勿論そこが、オレが感じやすい場所だと知っての行動だ。
擽ったいけれど気持ちのいいその感覚に、腰が反る。
楽しそうにオレの歓ぶ顔を眺めているアキの表情が、段々とオスの顔になっていく。
「あのさ……」
「ん?」
プチプチとオレのシャツのボタンを外し始めたアキに、今日だけの特別を話すべく口を開く。
「今日だけは、好きなようにしてもいいぜ」
「へ?」
発言の意味が分からないのか、あんぐりと口を開けた顔が首を傾げる。
「誕生日プレゼントじゃねぇけどさ、今日だけは特別に、その……電気つけたままやったり、写真撮ったり、あの変な玩具も使わせてやるよ……」
何も言わず、ただただオレを見つめ続けているアキの、色素が薄くて吸い込まれそうなほど綺麗な瞳に映る自分の姿が目に入る。
どうしようか何日も悩んでやっと決意して発した言葉なのに、今更ながら物凄く恥ずかしくなってきてた。

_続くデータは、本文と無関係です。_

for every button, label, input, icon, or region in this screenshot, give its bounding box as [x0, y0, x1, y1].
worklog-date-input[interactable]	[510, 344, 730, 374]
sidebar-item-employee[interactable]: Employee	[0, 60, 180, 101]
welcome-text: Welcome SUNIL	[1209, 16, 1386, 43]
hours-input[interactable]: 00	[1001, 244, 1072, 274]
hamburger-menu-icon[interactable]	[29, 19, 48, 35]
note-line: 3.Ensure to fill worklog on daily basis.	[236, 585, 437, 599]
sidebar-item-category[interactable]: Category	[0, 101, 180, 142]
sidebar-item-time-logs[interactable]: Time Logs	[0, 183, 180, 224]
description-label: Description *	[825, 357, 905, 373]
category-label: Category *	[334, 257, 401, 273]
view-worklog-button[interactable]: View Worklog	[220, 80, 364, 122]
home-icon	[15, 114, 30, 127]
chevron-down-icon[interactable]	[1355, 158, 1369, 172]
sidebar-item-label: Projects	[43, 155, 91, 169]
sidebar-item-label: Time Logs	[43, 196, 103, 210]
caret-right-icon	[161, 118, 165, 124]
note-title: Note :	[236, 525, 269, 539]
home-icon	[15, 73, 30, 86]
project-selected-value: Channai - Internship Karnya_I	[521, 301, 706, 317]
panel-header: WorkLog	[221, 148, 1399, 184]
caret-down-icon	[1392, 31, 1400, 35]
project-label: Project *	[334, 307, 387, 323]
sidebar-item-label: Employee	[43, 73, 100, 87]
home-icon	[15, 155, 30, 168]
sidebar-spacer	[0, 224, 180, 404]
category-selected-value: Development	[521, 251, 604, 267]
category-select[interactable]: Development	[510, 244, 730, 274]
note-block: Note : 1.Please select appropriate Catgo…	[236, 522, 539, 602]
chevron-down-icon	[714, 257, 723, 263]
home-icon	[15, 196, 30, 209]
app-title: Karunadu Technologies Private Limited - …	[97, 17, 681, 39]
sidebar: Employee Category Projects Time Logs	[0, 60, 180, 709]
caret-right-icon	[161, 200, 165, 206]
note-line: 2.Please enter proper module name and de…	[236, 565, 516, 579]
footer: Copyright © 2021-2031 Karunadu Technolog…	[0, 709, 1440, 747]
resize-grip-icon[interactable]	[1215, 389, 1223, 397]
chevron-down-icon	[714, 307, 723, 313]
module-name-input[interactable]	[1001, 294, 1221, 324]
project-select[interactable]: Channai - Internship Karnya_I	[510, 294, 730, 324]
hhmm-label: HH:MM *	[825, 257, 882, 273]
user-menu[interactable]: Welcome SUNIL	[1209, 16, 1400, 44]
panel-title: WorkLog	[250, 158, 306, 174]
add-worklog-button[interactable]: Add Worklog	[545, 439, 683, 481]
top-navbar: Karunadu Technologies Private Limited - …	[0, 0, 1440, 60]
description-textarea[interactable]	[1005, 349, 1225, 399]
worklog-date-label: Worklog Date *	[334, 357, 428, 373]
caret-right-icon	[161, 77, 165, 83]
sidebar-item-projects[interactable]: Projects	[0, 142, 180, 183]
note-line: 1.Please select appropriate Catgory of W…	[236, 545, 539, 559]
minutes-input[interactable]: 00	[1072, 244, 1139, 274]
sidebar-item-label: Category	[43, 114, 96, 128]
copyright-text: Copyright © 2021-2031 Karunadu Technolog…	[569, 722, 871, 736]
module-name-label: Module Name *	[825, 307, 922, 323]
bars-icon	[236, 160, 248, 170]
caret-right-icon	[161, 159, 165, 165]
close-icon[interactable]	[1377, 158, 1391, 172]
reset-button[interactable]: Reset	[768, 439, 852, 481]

絶対に喜んでくれると思っていたのに想像と全く違うアキの反応もあって、後悔し始めてしまう。
「無理しなくてもいいよ」
「へ?」
ぐいっと引き寄せられ、大きな胸にすっぽり埋まる。
「ハルがちょっとでも嫌だって思う事はしたくないから。俺さ、ハルの笑顔大好きだから、それを曇らせる事はしたくないんだ」
なんなんだよ、アキの奴は。
いつもは馬鹿ばっかりやってオレに怒られてばかりなのに、どうしてこういう重要なところでは、こんなにも優しくて頼もしくて格好いいんだよ?
鼻の奥がツーンとしてくる。
「泣かないでよ」
「泣いてねぇよ」
強がるオレを抱き締め、慣れた手つきであやしてくれるアキ。
アキとオレが同じ時代に生まれ、出会い、愛し合えた運命に、本当に感謝したい。
「なぁ、続きしてもいい?」
「あぁ」
心も体も満たされる幸せな夜が更けていく。